A venda aconteceu no dia 30 de outubro de 2019, doze dias após a sentença condenatória da Justiça Criminal que decretou o perdimento do imóvel para que o dinheiro arrecadado com a venda fosse utilizado no ressarcimento do erário público de Ribeirão Preto.  

Com a decisão da Justiça do Trabalho, o Gaeco (Grupo de Atuação Especial de Combate ao Crime Organizado) de Ribeirão Preto, responsável pelas denúncias dos crimes investigados na Sevandija, encaminhou um ofício para a prefeitura, solicitando que sejam adotadas medidas "na defesa dos interesses da Municipalidade", perante a Justiça Cível Estadual, Justiça Federal e Justiça do Trabalho.  

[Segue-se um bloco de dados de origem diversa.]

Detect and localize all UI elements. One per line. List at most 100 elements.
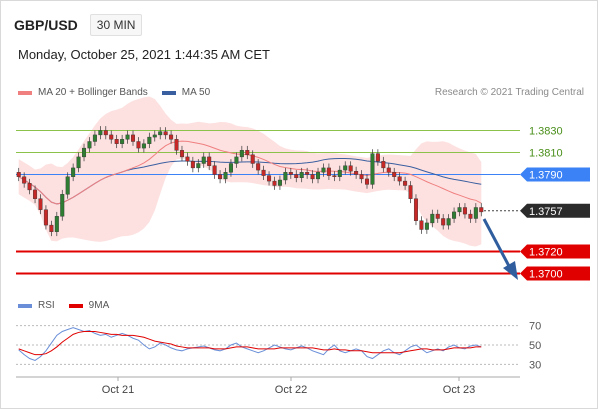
- candle-body: [141, 143, 146, 149]
- legend-item-rsi: RSI: [18, 300, 55, 311]
- rsi-legend: RSI 9MA: [18, 300, 123, 311]
- candle-body: [196, 163, 201, 169]
- candle-body: [479, 207, 484, 213]
- candle-body: [446, 218, 451, 226]
- candle-body: [261, 169, 266, 176]
- rsi-tick-label: 70: [529, 321, 541, 333]
- candle-body: [305, 172, 310, 175]
- candle-body: [179, 150, 184, 158]
- candle-body: [207, 156, 212, 166]
- candle-body: [392, 172, 397, 177]
- candle-body: [98, 130, 103, 136]
- candle-body: [120, 139, 125, 144]
- forecast-arrow-head: [503, 261, 518, 280]
- candle-body: [457, 207, 462, 213]
- candle-body: [163, 131, 168, 136]
- candle-body: [321, 167, 326, 173]
- candle-body: [435, 213, 440, 219]
- candle-body: [256, 163, 261, 171]
- candle-body: [359, 174, 364, 180]
- candle-body: [245, 150, 250, 155]
- bollinger-band: [18, 96, 482, 247]
- timestamp: Monday, October 25, 2021 1:44:35 AM CET: [18, 47, 270, 62]
- legend-item-9ma: 9MA: [68, 300, 110, 311]
- level-tag-1.3757: [520, 203, 590, 218]
- level-tag-1.3720: [520, 244, 590, 259]
- credit-text: Research © 2021 Trading Central: [434, 87, 584, 98]
- candle-body: [201, 156, 206, 164]
- candle-body: [332, 175, 337, 177]
- candle-body: [212, 165, 217, 175]
- candle-body: [114, 139, 119, 144]
- candle-body: [234, 156, 239, 164]
- level-label-1.3700: 1.3700: [529, 269, 563, 281]
- legend-swatch: [18, 90, 32, 95]
- candle-body: [316, 172, 321, 180]
- candle-body: [250, 154, 255, 164]
- legend-label: 9MA: [88, 300, 110, 311]
- main-legend: MA 20 + Bollinger Bands MA 50: [18, 87, 224, 98]
- candle-body: [370, 153, 375, 185]
- candle-body: [473, 207, 478, 219]
- candle-body: [16, 172, 21, 177]
- candle-body: [288, 172, 293, 175]
- candle-body: [60, 194, 65, 217]
- candle-body: [413, 198, 418, 221]
- x-tick-label: Oct 22: [275, 384, 307, 396]
- candle-body: [147, 136, 152, 144]
- candle-body: [386, 167, 391, 173]
- candle-body: [109, 134, 114, 140]
- candle-body: [125, 134, 130, 140]
- level-label-1.3830: 1.3830: [529, 126, 563, 138]
- rsi-tick-label: 50: [529, 340, 541, 352]
- candle-body: [326, 167, 331, 176]
- candle-body: [365, 178, 370, 185]
- candle-body: [343, 165, 348, 171]
- candle-body: [158, 131, 163, 136]
- x-tick-label: Oct 21: [102, 384, 134, 396]
- legend-swatch: [68, 303, 83, 308]
- candle-body: [82, 147, 87, 158]
- symbol-title: GBP/USD: [14, 17, 78, 33]
- candle-body: [152, 134, 157, 138]
- candle-body: [49, 224, 54, 232]
- candle-body: [190, 161, 195, 169]
- candle-body: [185, 156, 190, 162]
- header: GBP/USD 30 MIN: [14, 13, 143, 37]
- level-label-1.3720: 1.3720: [529, 247, 563, 259]
- candle-body: [22, 176, 27, 184]
- candle-body: [310, 174, 315, 180]
- candle-body: [452, 211, 457, 219]
- level-label-1.3810: 1.3810: [529, 148, 563, 160]
- candle-body: [430, 213, 435, 224]
- candle-body: [71, 167, 76, 177]
- candle-body: [239, 150, 244, 158]
- legend-item-ma50: MA 50: [161, 87, 211, 98]
- candle-body: [272, 180, 277, 186]
- legend-label: MA 50: [181, 87, 211, 98]
- candle-body: [92, 134, 97, 142]
- level-tag-1.3700: [520, 266, 590, 281]
- candle-body: [218, 174, 223, 180]
- candle-body: [441, 218, 446, 226]
- rsi-ma9-line: [18, 330, 482, 356]
- legend-label: MA 20 + Bollinger Bands: [38, 87, 148, 98]
- candle-body: [38, 198, 43, 210]
- candle-body: [419, 220, 424, 230]
- candle-body: [223, 172, 228, 180]
- candle-body: [294, 174, 299, 178]
- candle-body: [381, 161, 386, 169]
- timeframe-badge[interactable]: 30 MIN: [89, 14, 143, 36]
- candle-body: [283, 172, 288, 181]
- candle-body: [408, 185, 413, 199]
- forecast-arrow: [482, 218, 512, 269]
- candle-body: [54, 216, 59, 232]
- candle-body: [43, 209, 48, 226]
- candle-body: [277, 179, 282, 186]
- rsi-line: [18, 327, 482, 362]
- candle-body: [169, 134, 174, 140]
- candle-body: [103, 130, 108, 136]
- candle-body: [403, 180, 408, 186]
- level-label-1.3790: 1.3790: [529, 170, 563, 182]
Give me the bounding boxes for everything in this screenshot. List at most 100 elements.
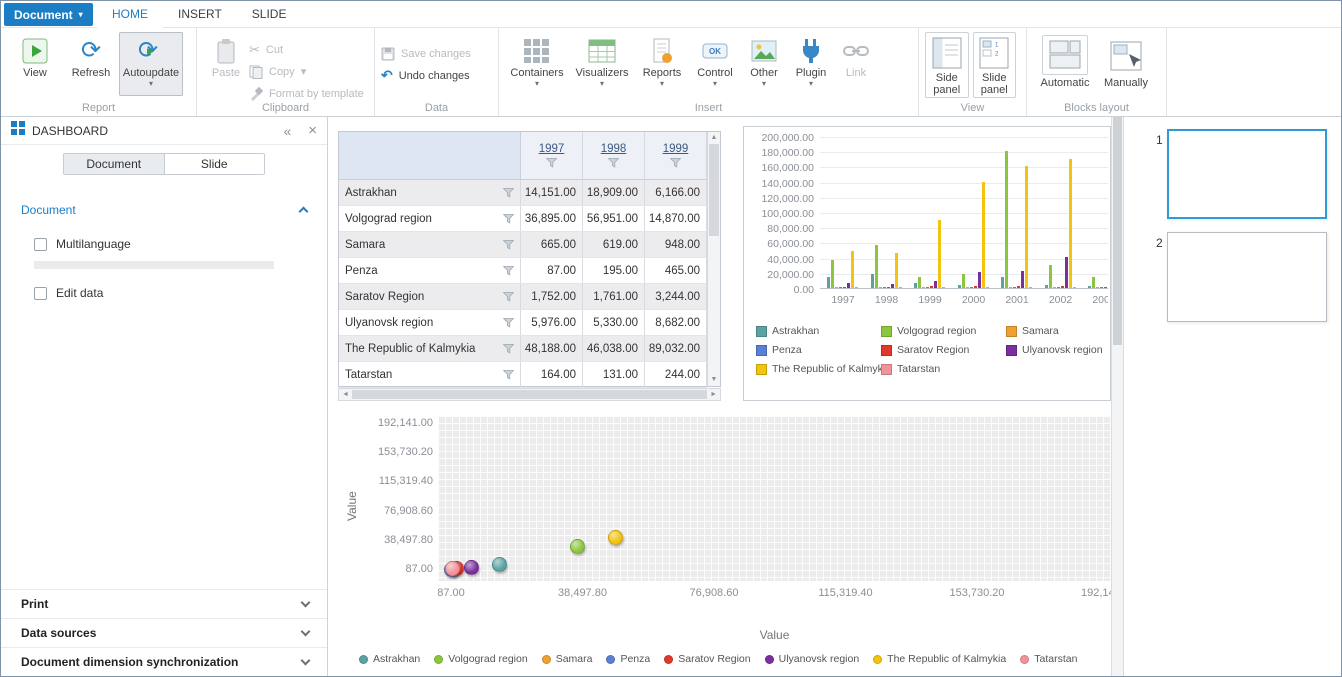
- row-name-cell: Penza: [339, 258, 521, 283]
- table-row[interactable]: Penza 87.00 195.00 465.00: [339, 258, 707, 284]
- year-link[interactable]: 1998: [600, 143, 627, 155]
- table-vertical-scrollbar[interactable]: ▲ ▼: [707, 132, 720, 386]
- table-row[interactable]: Saratov Region 1,752.00 1,761.00 3,244.00: [339, 284, 707, 310]
- edit-data-checkbox-row[interactable]: Edit data: [34, 286, 327, 300]
- year-column-header[interactable]: 1997: [521, 132, 583, 180]
- document-section-header[interactable]: Document: [21, 203, 309, 217]
- table-corner-cell[interactable]: [339, 132, 521, 180]
- mode-document-button[interactable]: Document: [64, 154, 164, 174]
- edit-data-label: Edit data: [56, 286, 104, 300]
- containers-button[interactable]: Containers ▾: [505, 32, 569, 96]
- scrollbar-thumb[interactable]: [709, 144, 719, 236]
- tab-slide[interactable]: SLIDE: [251, 7, 287, 21]
- view-button[interactable]: View: [7, 32, 63, 96]
- scroll-up-icon[interactable]: ▲: [710, 134, 718, 141]
- format-by-template-button[interactable]: Format by template: [249, 85, 364, 102]
- filter-icon[interactable]: [670, 158, 681, 168]
- scatter-chart-panel[interactable]: Value 87.00 38,497.80 76,908.60 115,319.40 1…: [343, 406, 1111, 674]
- other-button[interactable]: Other ▾: [741, 32, 787, 96]
- save-changes-label: Save changes: [401, 47, 471, 60]
- y-tick-label: 60,000.00: [767, 238, 814, 251]
- slide-thumbnail[interactable]: [1167, 232, 1327, 322]
- undo-changes-button[interactable]: ↶ Undo changes: [381, 67, 471, 84]
- year-link[interactable]: 1997: [538, 143, 565, 155]
- cell-value: 619.00: [583, 232, 645, 257]
- data-sources-section-header[interactable]: Data sources: [1, 618, 327, 647]
- scroll-right-icon[interactable]: ►: [710, 390, 717, 398]
- filter-icon[interactable]: [503, 187, 514, 198]
- tab-home[interactable]: HOME: [97, 1, 163, 28]
- filter-icon[interactable]: [503, 343, 514, 354]
- scrollbar-thumb[interactable]: [351, 390, 708, 399]
- scroll-down-icon[interactable]: ▼: [710, 376, 718, 383]
- table-horizontal-scrollbar[interactable]: ◄ ►: [338, 388, 721, 401]
- table-row[interactable]: Astrakhan 14,151.00 18,909.00 6,166.00: [339, 180, 707, 206]
- document-menu-button[interactable]: Document ▾: [4, 3, 93, 26]
- mode-slide-button[interactable]: Slide: [163, 154, 264, 174]
- bar: [886, 286, 890, 288]
- filter-icon[interactable]: [503, 239, 514, 250]
- main-vertical-scrollbar[interactable]: [1111, 117, 1124, 676]
- filter-icon[interactable]: [503, 369, 514, 380]
- scrollbar-thumb[interactable]: [1113, 117, 1122, 345]
- row-name-cell: Samara: [339, 232, 521, 257]
- bar: [934, 281, 937, 288]
- svg-text:2: 2: [995, 52, 999, 58]
- dimension-sync-section-header[interactable]: Document dimension synchronization: [1, 647, 327, 676]
- filter-icon[interactable]: [546, 158, 557, 168]
- culture-bar[interactable]: [34, 261, 274, 269]
- table-row[interactable]: Ulyanovsk region 5,976.00 5,330.00 8,682.00: [339, 310, 707, 336]
- automatic-button[interactable]: Automatic: [1033, 32, 1097, 96]
- legend-label: Astrakhan: [772, 325, 820, 337]
- edit-data-checkbox[interactable]: [34, 286, 47, 300]
- menu-bar: Document ▾ HOME INSERT SLIDE: [1, 1, 1341, 28]
- filter-icon[interactable]: [503, 317, 514, 328]
- tab-insert[interactable]: INSERT: [178, 7, 222, 21]
- print-section-header[interactable]: Print: [1, 589, 327, 618]
- collapse-panel-icon[interactable]: «: [283, 122, 292, 139]
- plugin-button[interactable]: Plugin ▾: [787, 32, 835, 96]
- year-column-header[interactable]: 1999: [645, 132, 707, 180]
- paste-button[interactable]: Paste: [203, 32, 249, 96]
- multilanguage-checkbox-row[interactable]: Multilanguage: [34, 237, 327, 251]
- reports-button[interactable]: Reports ▾: [635, 32, 689, 96]
- year-column-header[interactable]: 1998: [583, 132, 645, 180]
- bar: [847, 283, 850, 288]
- filter-icon[interactable]: [503, 291, 514, 302]
- control-button[interactable]: OK Control ▾: [689, 32, 741, 96]
- filter-icon[interactable]: [503, 213, 514, 224]
- multilanguage-checkbox[interactable]: [34, 237, 47, 251]
- copy-button[interactable]: Copy ▾: [249, 63, 364, 80]
- table-row[interactable]: Tatarstan 164.00 131.00 244.00: [339, 362, 707, 388]
- slide-thumbnail-item[interactable]: 1: [1124, 129, 1341, 219]
- gridline: [820, 243, 1108, 245]
- link-button[interactable]: Link: [835, 32, 877, 96]
- table-row[interactable]: The Republic of Kalmykia 48,188.00 46,038.…: [339, 336, 707, 362]
- autoupdate-button[interactable]: ⟳ ▶ Autoupdate ▾: [119, 32, 183, 96]
- filter-icon[interactable]: [608, 158, 619, 168]
- refresh-button[interactable]: ⟳ Refresh: [63, 32, 119, 96]
- visualizers-button[interactable]: Visualizers ▾: [569, 32, 635, 96]
- chevron-down-icon: [300, 626, 311, 637]
- close-panel-icon[interactable]: ×: [308, 122, 317, 139]
- year-link[interactable]: 1999: [662, 143, 689, 155]
- slide-thumbnail-item[interactable]: 2: [1124, 232, 1341, 322]
- data-table[interactable]: 1997 1998 1999 Astrakhan 14,151.00 18,909.00…: [338, 131, 721, 388]
- bar-chart-panel[interactable]: 0.00 20,000.00 40,000.00 60,000.00 80,000.00…: [743, 126, 1111, 401]
- table-row[interactable]: Samara 665.00 619.00 948.00: [339, 232, 707, 258]
- bar: [851, 251, 854, 288]
- cut-button[interactable]: ✂ Cut: [249, 41, 364, 58]
- save-changes-button[interactable]: Save changes: [381, 45, 471, 62]
- manually-button[interactable]: Manually: [1097, 32, 1155, 96]
- bar: [938, 220, 941, 288]
- slide-thumbnail[interactable]: [1167, 129, 1327, 219]
- filter-icon[interactable]: [503, 265, 514, 276]
- bar: [1001, 276, 1004, 288]
- paste-icon: [215, 35, 237, 67]
- bar: [1052, 287, 1056, 288]
- side-panel-button[interactable]: Side panel: [925, 32, 969, 98]
- scroll-left-icon[interactable]: ◄: [342, 390, 349, 398]
- table-row[interactable]: Volgograd region 36,895.00 56,951.00 14,870…: [339, 206, 707, 232]
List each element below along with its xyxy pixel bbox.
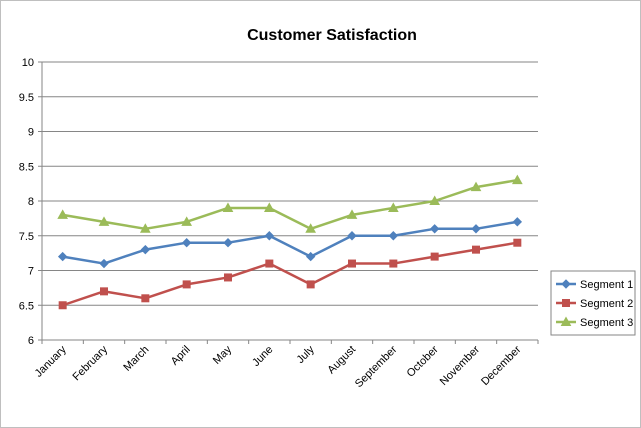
data-point: [430, 252, 439, 261]
data-point: [387, 202, 399, 212]
y-tick-label: 10: [22, 57, 34, 69]
y-tick-label: 9.5: [19, 92, 34, 104]
x-tick-label: April: [169, 344, 193, 368]
legend-item: Segment 3: [556, 316, 633, 329]
x-tick-label: March: [121, 344, 151, 374]
series-2: [58, 238, 522, 310]
y-tick-label: 7: [28, 266, 34, 278]
data-point: [511, 174, 523, 185]
data-point: [265, 259, 274, 268]
gridlines: [42, 61, 538, 306]
x-tick-label: June: [250, 344, 275, 369]
y-tick-label: 7.5: [19, 231, 34, 243]
data-point: [139, 223, 151, 233]
x-tick-label: September: [353, 343, 400, 390]
x-tick-label: July: [294, 343, 317, 366]
data-point: [347, 231, 357, 241]
data-point: [181, 216, 193, 226]
y-tick-label: 6.5: [19, 300, 34, 312]
legend-marker: [561, 279, 571, 289]
data-point: [181, 237, 192, 248]
y-tick-label: 8: [28, 196, 34, 208]
legend-marker: [562, 299, 570, 307]
data-point: [222, 202, 234, 212]
data-point: [513, 238, 522, 247]
x-tick-label: February: [71, 343, 111, 383]
legend-label: Segment 1: [580, 279, 633, 291]
x-tick-label: October: [405, 343, 441, 379]
legend: Segment 1 Segment 2 Segment 3: [550, 270, 636, 336]
data-point: [140, 244, 151, 255]
x-tick-label: May: [211, 343, 235, 367]
data-point: [429, 224, 440, 234]
data-point: [305, 251, 316, 262]
x-tick-label: December: [479, 343, 524, 388]
series-line: [62, 241, 518, 307]
series-3: [57, 174, 523, 233]
data-point: [346, 209, 358, 219]
legend-item: Segment 2: [556, 298, 633, 310]
data-point: [512, 217, 523, 227]
y-tick-label: 8.5: [19, 161, 34, 173]
data-point: [306, 280, 315, 289]
data-point: [348, 259, 356, 268]
legend-label: Segment 2: [580, 298, 633, 310]
data-point: [429, 195, 441, 205]
data-point: [388, 231, 399, 241]
data-point: [98, 216, 110, 226]
data-point: [471, 224, 481, 234]
legend-marker: [560, 316, 572, 326]
data-point: [100, 287, 108, 296]
axes: 6 6.5 7 7.5 8 8.5 9 9.5 10 January February March Ap…: [19, 57, 539, 390]
chart-title: Customer Satisfaction: [247, 27, 417, 44]
y-tick-label: 6: [28, 335, 34, 347]
data-point: [305, 223, 317, 233]
data-point: [141, 294, 150, 303]
series-1: [57, 217, 523, 269]
data-point: [263, 202, 275, 212]
x-tick-label: November: [438, 343, 483, 388]
series-line: [62, 178, 518, 231]
data-point: [389, 259, 398, 268]
y-tick-label: 9: [28, 127, 34, 139]
data-point: [57, 251, 68, 262]
legend-label: Segment 3: [580, 317, 633, 329]
data-point: [470, 181, 482, 192]
data-point: [99, 258, 109, 269]
data-point: [472, 245, 480, 254]
data-point: [224, 273, 232, 282]
data-point: [223, 237, 233, 248]
x-tick-label: January: [33, 343, 70, 380]
series-layer: [57, 174, 523, 310]
data-point: [57, 209, 69, 219]
series-line: [62, 220, 518, 265]
x-tick-label: August: [325, 344, 358, 377]
data-point: [182, 280, 191, 289]
data-point: [58, 301, 67, 310]
legend-item: Segment 1: [556, 279, 633, 291]
data-point: [264, 231, 275, 241]
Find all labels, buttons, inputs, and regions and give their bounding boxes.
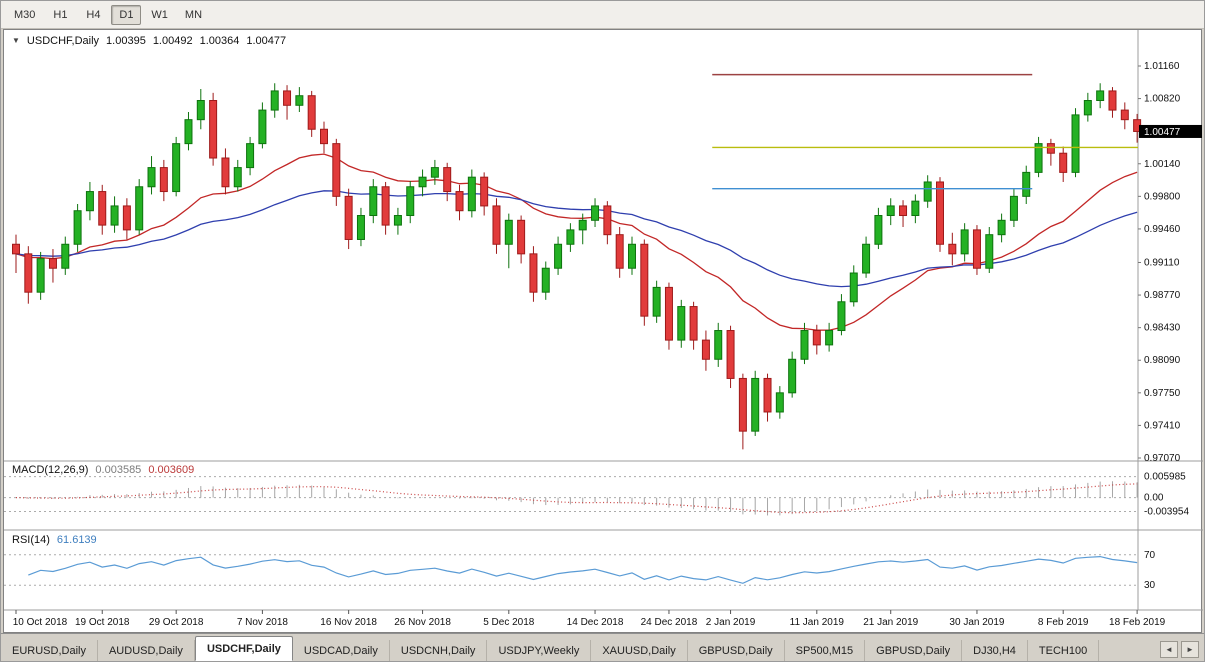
moving-averages <box>15 153 1138 331</box>
timeframe-button-d1[interactable]: D1 <box>111 4 142 25</box>
tab-scroll-controls: ◄ ► <box>1148 641 1204 661</box>
timeframe-button-mn[interactable]: MN <box>184 8 203 21</box>
svg-text:8 Feb 2019: 8 Feb 2019 <box>1038 617 1089 628</box>
tab-scroll-left-icon[interactable]: ◄ <box>1160 641 1178 658</box>
chart-tab-0-eurusd-daily[interactable]: EURUSD,Daily <box>1 640 98 661</box>
svg-text:0.98090: 0.98090 <box>1144 355 1181 366</box>
macd-name: MACD(12,26,9) <box>12 464 89 476</box>
chart-tab-6-xauusd-daily[interactable]: XAUUSD,Daily <box>591 640 688 661</box>
chart-tab-7-gbpusd-daily[interactable]: GBPUSD,Daily <box>688 640 785 661</box>
rsi-value: 61.6139 <box>56 534 97 546</box>
time-scale: 10 Oct 2018 19 Oct 2018 29 Oct 2018 7 Nov 2… <box>13 610 1166 628</box>
price-open: 1.00395 <box>106 35 146 47</box>
svg-text:2 Jan 2019: 2 Jan 2019 <box>706 617 756 628</box>
price-low: 1.00364 <box>199 35 240 47</box>
svg-text:1.00477: 1.00477 <box>1144 127 1181 138</box>
svg-text:30: 30 <box>1144 580 1156 591</box>
chart-tab-4-usdcnh-daily[interactable]: USDCNH,Daily <box>390 640 488 661</box>
chart-tab-8-sp500-m15[interactable]: SP500,M15 <box>785 640 866 661</box>
chart-menu-icon[interactable]: ▼ <box>12 36 20 45</box>
macd-indicator-label: MACD(12,26,9) 0.003585 0.003609 <box>12 464 194 476</box>
svg-text:-0.003954: -0.003954 <box>1144 507 1189 518</box>
svg-text:0.98430: 0.98430 <box>1144 323 1181 334</box>
horizontal-line-objects[interactable] <box>712 73 1138 190</box>
chart-tab-3-usdcad-daily[interactable]: USDCAD,Daily <box>293 640 390 661</box>
svg-text:0.99800: 0.99800 <box>1144 191 1181 202</box>
svg-text:0.97410: 0.97410 <box>1144 420 1181 431</box>
price-close: 1.00477 <box>246 35 287 47</box>
timeframe-button-h1[interactable]: H1 <box>53 8 68 21</box>
chart-tab-5-usdjpy-weekly[interactable]: USDJPY,Weekly <box>487 640 592 661</box>
svg-text:24 Dec 2018: 24 Dec 2018 <box>641 617 698 628</box>
macd-histogram <box>27 481 1138 516</box>
chart-tab-bar: EURUSD,Daily AUDUSD,Daily USDCHF,Daily USDC… <box>1 633 1204 661</box>
svg-text:0.97750: 0.97750 <box>1144 388 1181 399</box>
price-scale: 1.01160 1.00820 1.00140 0.99800 0.99460 0.991… <box>1138 61 1181 464</box>
macd-signal-line <box>15 483 1138 514</box>
svg-text:26 Nov 2018: 26 Nov 2018 <box>394 617 451 628</box>
timeframe-toolbar: M30 H1 H4 D1 W1 MN <box>1 1 1204 29</box>
chart-tab-10-dj30-h4[interactable]: DJ30,H4 <box>962 640 1028 661</box>
svg-text:14 Dec 2018: 14 Dec 2018 <box>567 617 624 628</box>
svg-text:30 Jan 2019: 30 Jan 2019 <box>949 617 1004 628</box>
chart-tab-2-usdchf-daily[interactable]: USDCHF,Daily <box>194 636 293 661</box>
timeframe-button-m30[interactable]: M30 <box>14 8 36 21</box>
chart-tabs: EURUSD,Daily AUDUSD,Daily USDCHF,Daily USDC… <box>1 636 1148 661</box>
chart-canvas[interactable]: 0.0059850.00-0.00395470301.011601.008201… <box>4 30 1203 632</box>
rsi-name: RSI(14) <box>12 534 50 546</box>
svg-text:19 Oct 2018: 19 Oct 2018 <box>75 617 130 628</box>
svg-text:0.99460: 0.99460 <box>1144 224 1181 235</box>
timeframe-button-w1[interactable]: W1 <box>151 8 168 21</box>
timeframe-button-h4[interactable]: H4 <box>86 8 101 21</box>
svg-text:16 Nov 2018: 16 Nov 2018 <box>320 617 377 628</box>
tab-scroll-right-icon[interactable]: ► <box>1181 641 1199 658</box>
chart-tab-1-audusd-daily[interactable]: AUDUSD,Daily <box>98 640 195 661</box>
svg-text:1.01160: 1.01160 <box>1144 61 1180 72</box>
svg-text:11 Jan 2019: 11 Jan 2019 <box>790 617 845 628</box>
svg-text:7 Nov 2018: 7 Nov 2018 <box>237 617 289 628</box>
svg-text:1.00820: 1.00820 <box>1144 94 1181 105</box>
chart-tab-9-gbpusd-daily[interactable]: GBPUSD,Daily <box>865 640 963 661</box>
pane-separators[interactable] <box>4 30 1203 611</box>
svg-text:0.98770: 0.98770 <box>1144 290 1181 301</box>
svg-text:0.005985: 0.005985 <box>1144 472 1186 483</box>
rsi-line <box>28 555 1138 584</box>
svg-text:18 Feb 2019: 18 Feb 2019 <box>1109 617 1166 628</box>
chart-title: ▼ USDCHF,Daily 1.00395 1.00492 1.00364 1… <box>12 35 286 47</box>
chart-tab-11-tech100[interactable]: TECH100 <box>1028 640 1100 661</box>
macd-signal-value: 0.003609 <box>148 464 195 476</box>
svg-text:70: 70 <box>1144 550 1156 561</box>
svg-text:0.00: 0.00 <box>1144 493 1164 504</box>
svg-text:21 Jan 2019: 21 Jan 2019 <box>863 617 918 628</box>
indicator-gridlines: 0.005985 0.00 -0.003954 70 30 <box>4 472 1189 591</box>
price-high: 1.00492 <box>152 35 193 47</box>
rsi-indicator-label: RSI(14) 61.6139 <box>12 534 97 546</box>
candles <box>12 83 1142 450</box>
svg-text:5 Dec 2018: 5 Dec 2018 <box>483 617 535 628</box>
svg-text:29 Oct 2018: 29 Oct 2018 <box>149 617 204 628</box>
current-price-tag: 1.00477 <box>1139 124 1202 138</box>
svg-text:1.00140: 1.00140 <box>1144 159 1181 170</box>
chart-window[interactable]: 0.005985 0.00 -0.003954 70 30 1.01160 1.00820 1… <box>3 29 1203 633</box>
macd-main-value: 0.003585 <box>95 464 142 476</box>
svg-text:0.97070: 0.97070 <box>1144 453 1181 464</box>
chart-symbol: USDCHF,Daily <box>26 35 100 47</box>
svg-text:10 Oct 2018: 10 Oct 2018 <box>13 617 68 628</box>
svg-text:0.99110: 0.99110 <box>1144 257 1180 268</box>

Em entrevista para a EPTV, o professor de Direito da USP (Universidade de São Paulo), explicou que créditos trabalhistas têm prioridade em decisões judiciais. "A tendência é que esse valor apurado seja utilizado para quitar os créditos trabalhistas e, se houver uma sobra, pode ser direcionada para a prefeitura, porque é o segundo credor mais importante que tem", disse.  

Outro lado  

A reportagem procurou o Ministério Público do Trabalho, para que seja comentada a decisão, e aguarda retorno.   
 
O caso 
 
Segundo denúncia do Gaeco, a partir de investigações em conjunto com a Polícia Federal, a Atmosphera venceu licitações de maneira irregular junto a Coderp (Companhia de Desenvolvimento Econômico de Ribeirão Preto). 
 
A empresa fornecia mão de obra terceirizada para serviços do município, no qual, segundo a denúncia, ex-vereadores teriam feito indicações de funcionários, em troca de apoio político para agentes públicos do município na gestão da ex-prefeita Dárcy Vera. 
 
Os nove ex-vereadores condenados na Sevandija e a ex-prefeita, sempre negaram as acusações.